One of the five senators to oppose the bill, Democrat Cassie Chambers Armstrong of Louisville, said she trusts juries “to get it right” when presented with all the facts.
“We’ve seen a lot of big verdicts involving road contractors in recent years,” Armstrong said.
“However, these big verdicts have been because there have been big damages,” Armstrong said. “We have seen instances where people have died, people have died in front of their children. People have died not just because of negligence but because of gross negligence on the part of parties. And so I’m not sure I understand exactly why we are changing our justice system for this issue.”
Helping the gun and pesticide industries
The other immunity bills the legislature is moving this session include House Bill 78, to expand on existing state and federal liability protections for gun manufacturers and gun dealers as a lawsuit continues in Louisville over the 2023 mass shooting at the Old National Bank that left five people dead and eight wounded.
The bill also would punish people who sued gun-related businesses in violation of the liability shield, including the dismissal of their lawsuits and civil penalties that could be enforced by the attorney general.
The House voted 75-to-17 to approve House Bill 78 on March 17 and send it to the Senate, where it’s assigned to the Senate Judiciary Committee.
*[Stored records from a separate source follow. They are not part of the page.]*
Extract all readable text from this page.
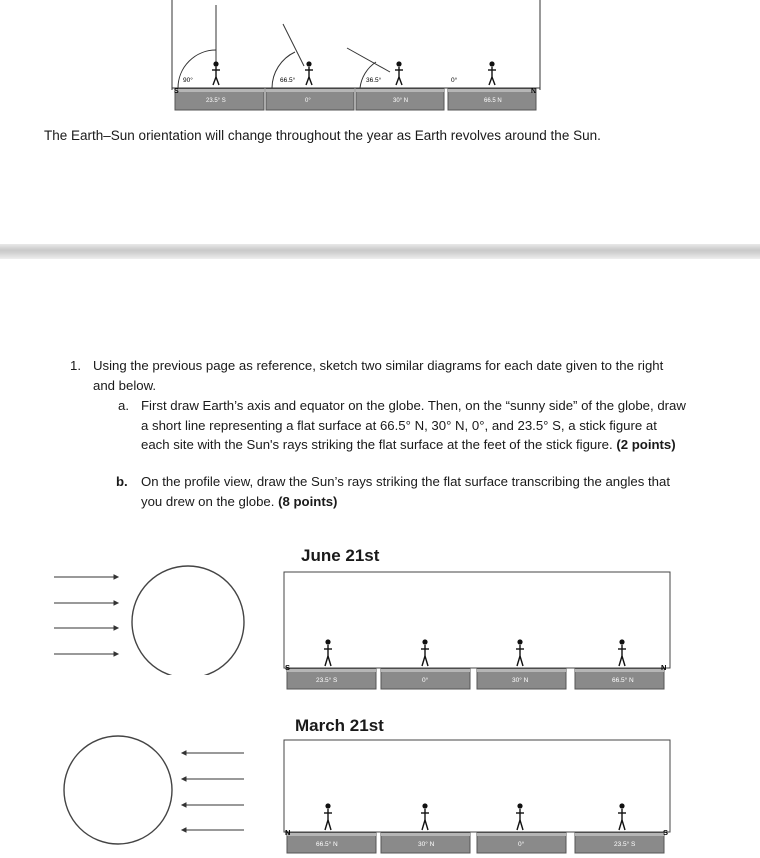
90°	66.5°	36.5°	0°
23.5° S	0°	30° N	66.5 N
S	N
The Earth–Sun orientation will change throughout the year as Earth revolves around the Sun.
1. Using the previous page as reference, sketch two similar diagrams for each date given to the right and below.
a. First draw Earth’s axis and equator on the globe. Then, on the “sunny side” of the globe, draw a short line representing a flat surface at 66.5° N, 30° N, 0°, and 23.5° S, a stick figure at each site with the Sun's rays striking the flat surface at the feet of the stick figure. (2 points)
b. On the profile view, draw the Sun’s rays striking the flat surface transcribing the angles that you drew on the globe. (8 points)
June 21st
23.5° S	0°	30° N	66.5° N
S	N
March 21st
66.5° N	30° N	0°	23.5° S
N	S
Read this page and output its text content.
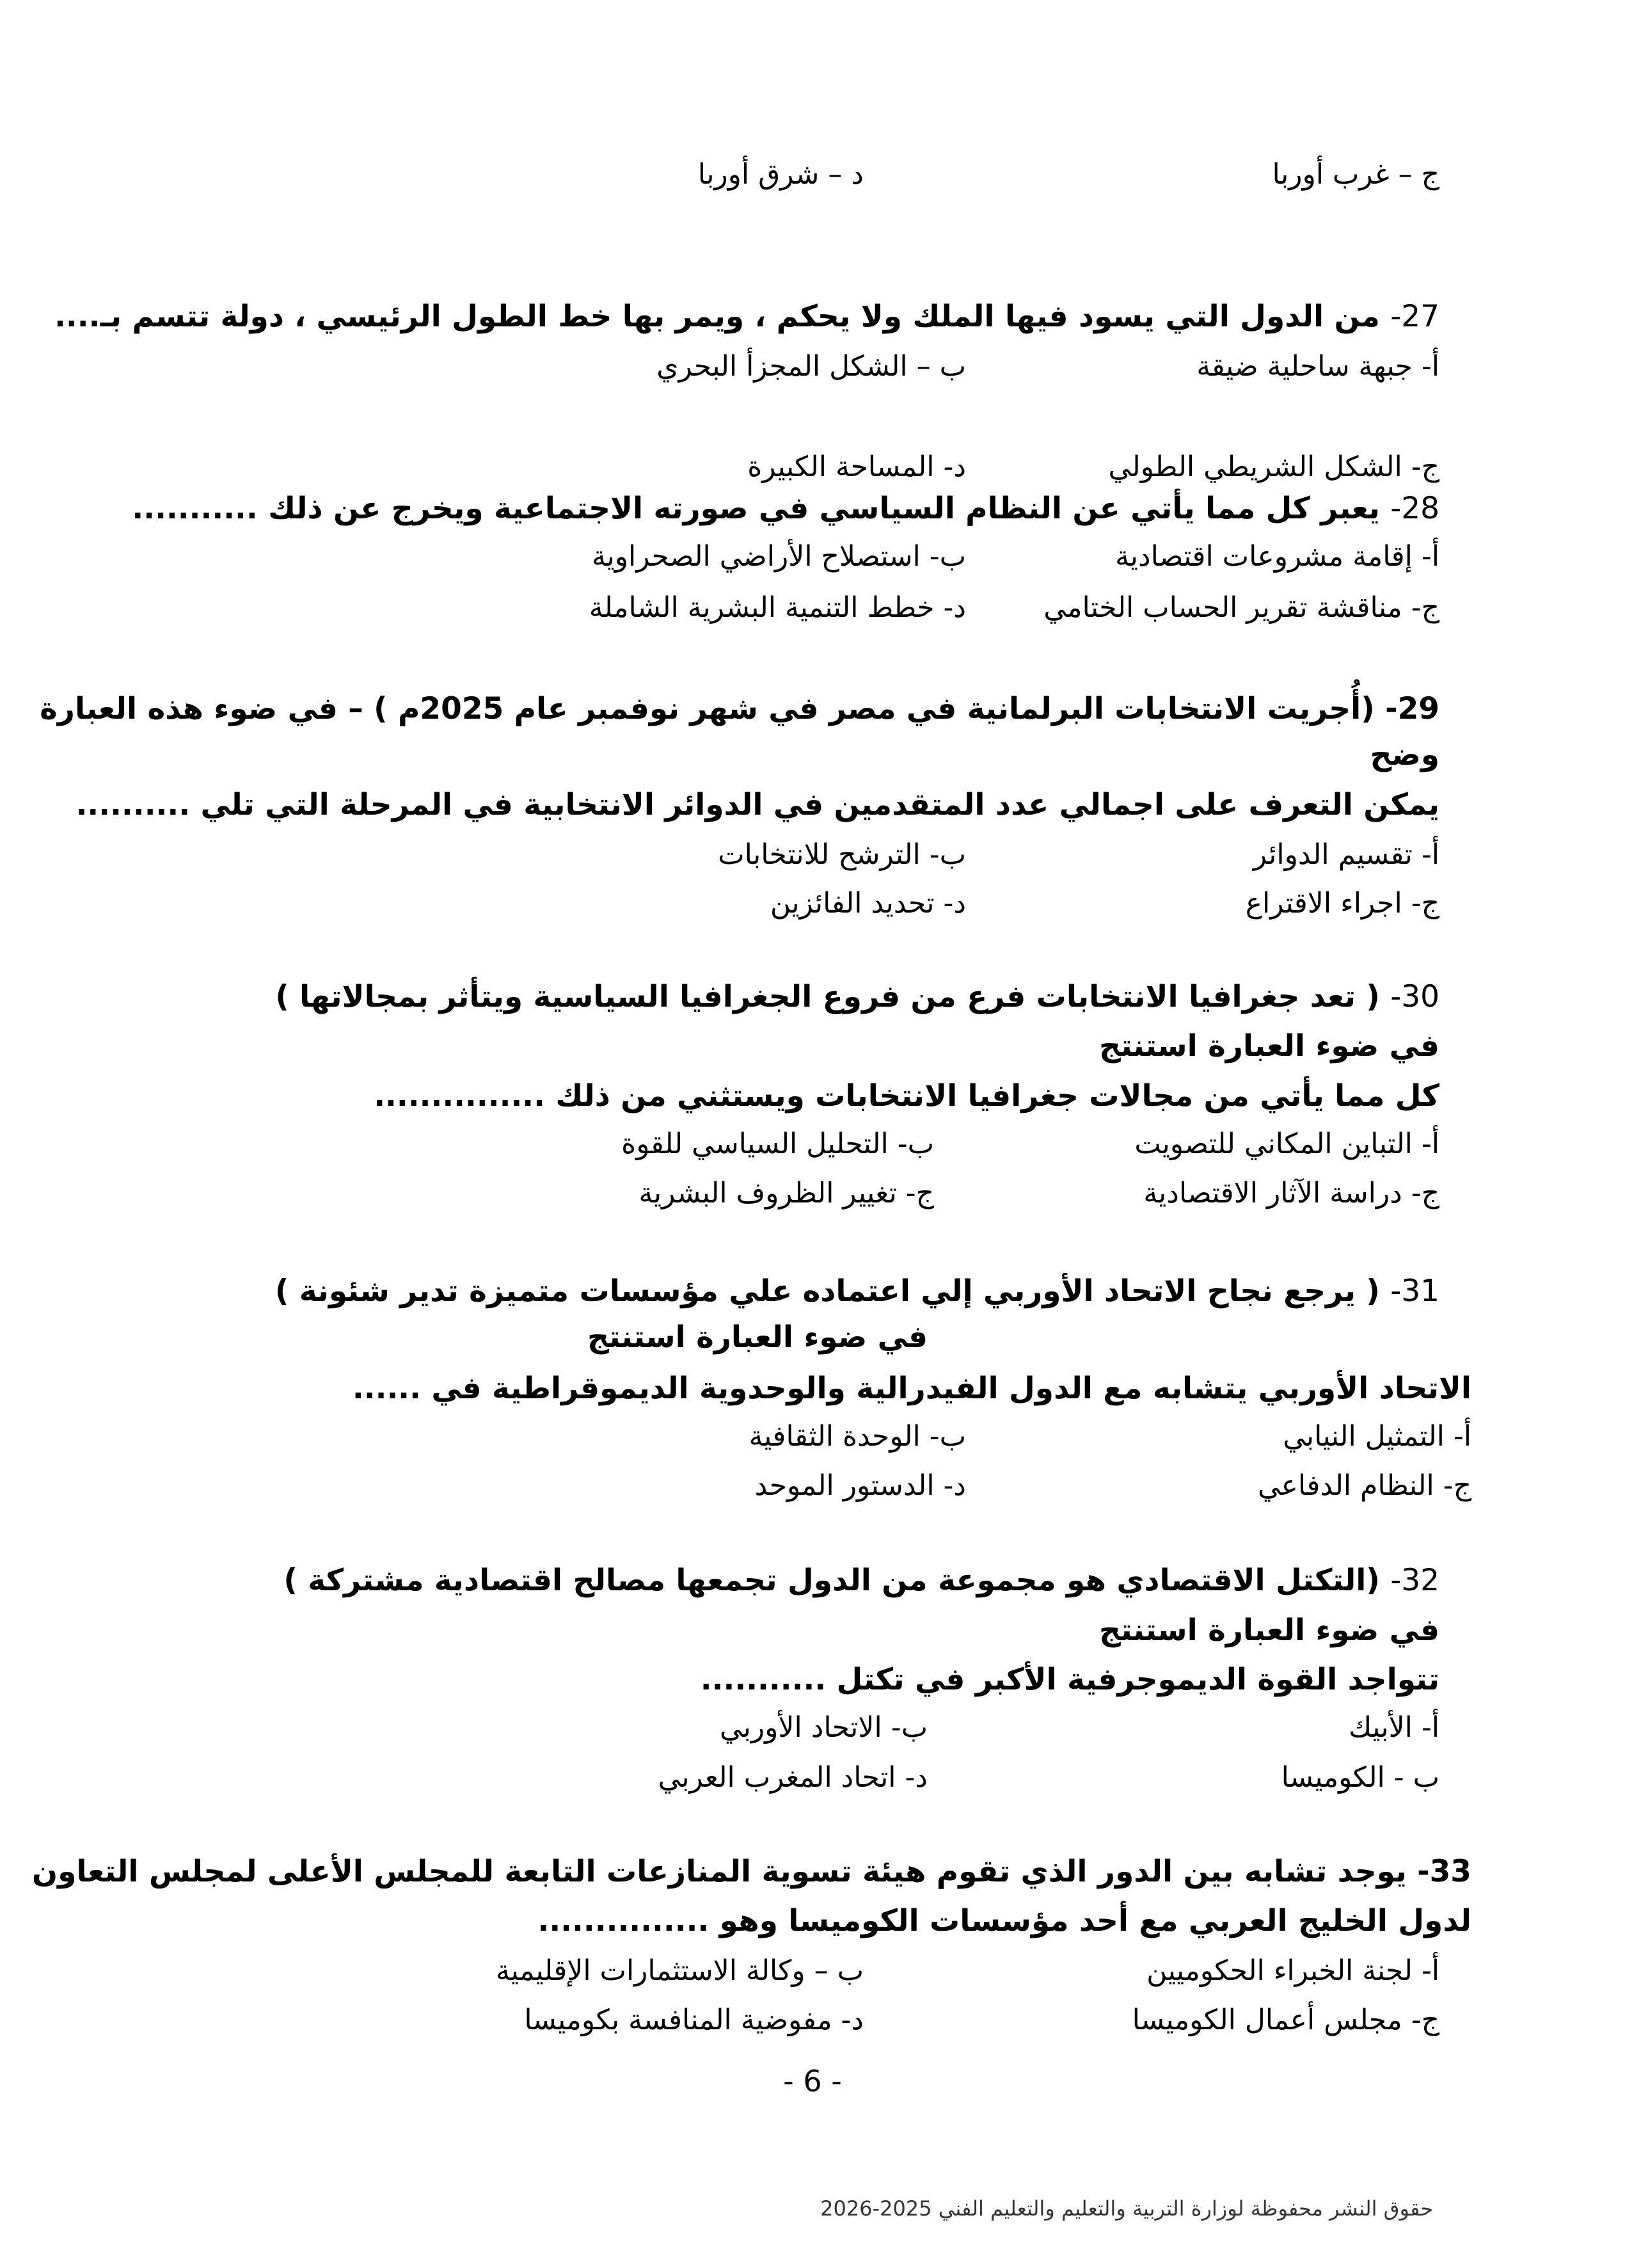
ج – غرب أوربا
د – شرق أوربا
27- من الدول التي يسود فيها الملك ولا يحكم ، ويمر بها خط الطول الرئيسي ، دولة تتسم بـ....
أ- جبهة ساحلية ضيقة
ب – الشكل المجزأ البحري
ج- الشكل الشريطي الطولي
د- المساحة الكبيرة
28- يعبر كل مما يأتي عن النظام السياسي في صورته الاجتماعية ويخرج عن ذلك ...........
أ- إقامة مشروعات اقتصادية
ب- استصلاح الأراضي الصحراوية
ج- مناقشة تقرير الحساب الختامي
د- خطط التنمية البشرية الشاملة
29- (أُجريت الانتخابات البرلمانية في مصر في شهر نوفمبر عام 2025م ) – في ضوء هذه العبارة
وضح
يمكن التعرف على اجمالي عدد المتقدمين في الدوائر الانتخابية في المرحلة التي تلي ..........
أ- تقسيم الدوائر
ب- الترشح للانتخابات
ج- اجراء الاقتراع
د- تحديد الفائزين
30- ( تعد جغرافيا الانتخابات فرع من فروع الجغرافيا السياسية ويتأثر بمجالاتها )
في ضوء العبارة استنتج
كل مما يأتي من مجالات جغرافيا الانتخابات ويستثني من ذلك ...............
أ- التباين المكاني للتصويت
ب- التحليل السياسي للقوة
ج- دراسة الآثار الاقتصادية
ج- تغيير الظروف البشرية
31- ( يرجع نجاح الاتحاد الأوربي إلي اعتماده علي مؤسسات متميزة تدير شئونة )
في ضوء العبارة استنتج
الاتحاد الأوربي يتشابه مع الدول الفيدرالية والوحدوية الديموقراطية في ......
أ- التمثيل النيابي
ب- الوحدة الثقافية
ج- النظام الدفاعي
د- الدستور الموحد
32- (التكتل الاقتصادي هو مجموعة من الدول تجمعها مصالح اقتصادية مشتركة )
في ضوء العبارة استنتج
تتواجد القوة الديموجرفية الأكبر في تكتل ...........
أ- الأبيك
ب- الاتحاد الأوربي
ب - الكوميسا
د- اتحاد المغرب العربي
33- يوجد تشابه بين الدور الذي تقوم هيئة تسوية المنازعات التابعة للمجلس الأعلى لمجلس التعاون
لدول الخليج العربي مع أحد مؤسسات الكوميسا وهو ...............
أ- لجنة الخبراء الحكوميين
ب – وكالة الاستثمارات الإقليمية
ج- مجلس أعمال الكوميسا
د- مفوضية المنافسة بكوميسا
- 6 -
حقوق النشر محفوظة لوزارة التربية والتعليم والتعليم الفني 2025-2026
There also is Senate Bill 199, which critics say would shield the pesticide industry from failure-to-warn health and environmental claims against their products even as the U.S. Supreme Court prepares to hear a major case against Monsansto’s weedkiller Roundup.
In that case, John Durnell of St. Louis sued Monsanto in 2019, blaming it for his contracting non-Hodgkin lymphoma, a type of cancer. Durnell claims the company failed to adequately warn consumers of the risks of cancer from using a glyphosate-containing product, like the one it sold.
Under Senate Bill 199, the federally required warning label on pesticides “shall be deemed a sufficient warning label” to alert consumers to any of the pesticides’ potential hazards.
The Senate voted 24-to-11 to give final passage to Senate Bill 199, on March 19, concurring with changes made in the House, and sent it to Gov. Andy Beshear’s desk for his signature or veto.